LINK to the script #TODO soon
The script was developed to make it easier for developers to prepare server and install CzechIdM. This script replaces tutorials Server preparation and Install CzechIdM.
Make sure that your server is running on CentOS. Otherwise, you need to use a different tutorial.
In the script find the line, where tomcat is downloaded (only wget used there) and change it according to this link.
Connect to your server and then copy your script there.
scp czechidm-install.sh <destination>
We will need to execute this script, so we need our script to be executable:
chmod +x czechidm-install.sh
Before we start actual script it is advised to change the file CentOS-Base.repo.
As root, edit your /etc/yum.repos.d/CentOS-Base.repo file, to the sections [base] and [updates] append a line:
exclude=postgresql*
The script will ask to do so in right after it starts. You can just skip it.
The only thing left is to start the actual script and follow the steps.

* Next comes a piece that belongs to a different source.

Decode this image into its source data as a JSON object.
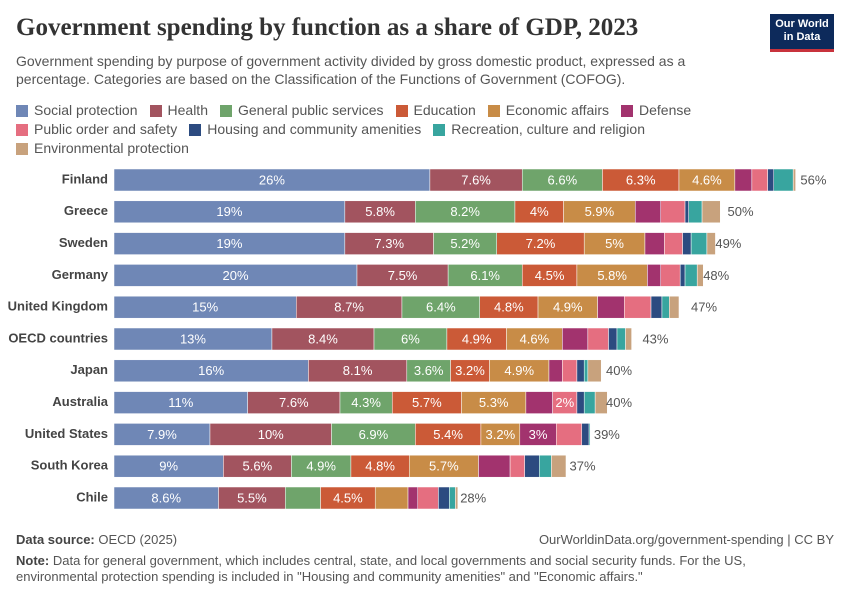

/opt/tomcat/current/conf/web.xml
set showServerInfo to false (default is true):<servlet> <servlet-name>default</servlet-name> <servlet-class>org.apache.catalina.servlets.DefaultServlet</servlet-class> <init-param> <param-name>debug</param-name> <param-value>0</param-value> </init-param> <init-param> <param-name>listings</param-name> <param-value>false</param-value> </init-param> <init-param> <param-name>showServerInfo</param-name> <param-value>false</param-value> </init-param> <load-on-startup>1</load-on-startup> </servlet>
Mod_security files locations (on CentOS7):
/var/log/httpd/modsec\_audit.log
/etc/httpd/modsecurity.d/activated\_rules/
/etc/httpd/modsecurity.d/modsecurity\_crs\_10\_config.conf
/etc/httpd/conf.d/ssl.conf
The default set of rules is relatively strict. CzechIdM cannot run with the default configuration of mod_security.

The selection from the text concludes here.